La belle et les bêtes
La première partie de la séquence souligne le contraste entre la timide fragilité de la chanteuse et l’agressivité des soldats. La jeune femme est par ailleurs exhibée comme un véritable animal de foire dans ce cabaret improvisé, par un Monsieur Loyal dont la gouaille se fait d’emblée égrillarde : « Je vous l’accorde, elle est assez limitée […] Sauf… Eh bien, elle a un petit talent naturel », affirme-t-il en désignant sa frêle silhouette, ajoutant le geste à une parole déjà fort démonstrative et sexuellement orientée.
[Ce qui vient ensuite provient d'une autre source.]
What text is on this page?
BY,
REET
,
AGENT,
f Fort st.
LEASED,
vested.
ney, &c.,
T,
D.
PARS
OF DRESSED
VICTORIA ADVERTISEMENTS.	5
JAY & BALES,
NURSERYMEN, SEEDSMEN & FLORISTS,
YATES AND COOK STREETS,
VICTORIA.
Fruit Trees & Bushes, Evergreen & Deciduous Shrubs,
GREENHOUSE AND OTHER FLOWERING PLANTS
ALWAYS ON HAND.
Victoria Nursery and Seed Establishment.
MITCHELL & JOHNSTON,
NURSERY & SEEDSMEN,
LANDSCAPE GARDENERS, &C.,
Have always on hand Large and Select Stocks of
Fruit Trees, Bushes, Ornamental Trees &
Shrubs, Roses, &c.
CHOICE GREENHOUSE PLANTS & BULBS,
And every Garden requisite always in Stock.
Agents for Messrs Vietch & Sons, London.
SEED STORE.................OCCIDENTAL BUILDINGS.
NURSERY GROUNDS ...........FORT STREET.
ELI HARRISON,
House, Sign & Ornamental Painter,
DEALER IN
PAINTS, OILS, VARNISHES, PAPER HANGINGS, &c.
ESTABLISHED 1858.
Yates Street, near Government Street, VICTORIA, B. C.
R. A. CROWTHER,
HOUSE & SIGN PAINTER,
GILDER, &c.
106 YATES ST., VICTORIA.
Les sifflets et le chahut des soudards résonnent dans l’espace sombre et souterrain de ce beuglant livré aux pulsions, dont l’aspect terreux n’est pas sans rappeler l’univers des tranchées.
Le chant donneur
Dès que la jeune allemande laisse entendre un mince filet de voix, le calme et le recueillement ému s’installent presque instantanément dans la salle. La mise en scène réagit en conséquence : aux plans de groupe désignant la meute prédatrice en demi-ensemble, succède alors une série de 26 plans rapprochés-poitrine, qui montrent chaque auditeur saisi de manière individuelle, partageant visiblement la même émotion, dans un moment de communion musicale qui culmine par un zoom-avant sur la larme épaisse qui coule sur la joue d’un soldat lambda, saisi en flagrant délit d’humanité, fredonnant la langue de l’Autre, de l’Ennemi, de l’Allemand. Les opposants officiels, la jeune prisonnière et les soldats, semblent ainsi se réconcilier le temps d’une chanson.